Your .odbc.ini should look like the following. Note that you can change the name in the [] (in the example it’s snowflake) to whatever you want to use to call this connection in your code.

[ODBC Data Sources]
snowflake = Snowflake

[snowflake]
Driver      = /opt/snowflake/snowflakeodbc/lib/universal/libSnowflake.dylib
Description = Typical user settings for Nick
UID         = <your_username>
PWD         = <your_password>
Server      = <your_server>.snowflakecomputing.com
Role        = <your_snowflake_role>
Database    = <your_database>
Warehouse   = <your_warehouse>
Schema      = <your_default_schema>
Locale      = en-US
Tracing     = 0

odbc R Package

The last step is to install the odbc R package from source. The install needs to be from source so that it can catch you are using iODBC and adjust.

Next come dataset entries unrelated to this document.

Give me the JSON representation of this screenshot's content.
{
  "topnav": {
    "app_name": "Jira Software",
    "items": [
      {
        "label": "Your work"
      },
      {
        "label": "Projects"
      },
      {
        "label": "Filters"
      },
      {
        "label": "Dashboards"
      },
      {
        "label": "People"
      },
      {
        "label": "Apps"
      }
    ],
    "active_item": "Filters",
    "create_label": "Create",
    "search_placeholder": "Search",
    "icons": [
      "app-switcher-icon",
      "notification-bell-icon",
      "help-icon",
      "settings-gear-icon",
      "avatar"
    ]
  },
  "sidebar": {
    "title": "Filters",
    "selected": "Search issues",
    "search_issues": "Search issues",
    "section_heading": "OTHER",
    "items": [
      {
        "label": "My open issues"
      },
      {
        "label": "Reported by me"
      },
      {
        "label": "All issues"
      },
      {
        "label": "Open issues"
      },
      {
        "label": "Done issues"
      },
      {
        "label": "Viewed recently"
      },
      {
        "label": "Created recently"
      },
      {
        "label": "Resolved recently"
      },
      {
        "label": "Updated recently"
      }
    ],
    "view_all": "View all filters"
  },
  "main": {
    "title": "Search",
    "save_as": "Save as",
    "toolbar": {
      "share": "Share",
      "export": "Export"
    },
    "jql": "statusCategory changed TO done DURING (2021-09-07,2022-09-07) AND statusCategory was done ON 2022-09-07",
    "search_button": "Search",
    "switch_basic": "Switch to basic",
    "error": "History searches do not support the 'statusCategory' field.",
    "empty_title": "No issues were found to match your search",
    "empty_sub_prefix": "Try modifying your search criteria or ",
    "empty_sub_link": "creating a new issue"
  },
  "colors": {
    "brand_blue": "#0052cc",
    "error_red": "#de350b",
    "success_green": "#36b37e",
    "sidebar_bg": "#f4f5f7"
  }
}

install.packages("odbc", type = "source")

At this point you can restart your R session and run the following commands to make sure R sees your connection options.

odbc::odbcListDrivers()
odbc::odbcListDataSources()

Finally, we can connect and try out some queries.

con <- DBI::dbConnect(odbc::odbc(), "snowflake")

Future

In future posts I hope to share some custom dbplyr translations of lubridate / stringr functions I created to work with Snowflake’s functions. Until then, I hope this helps!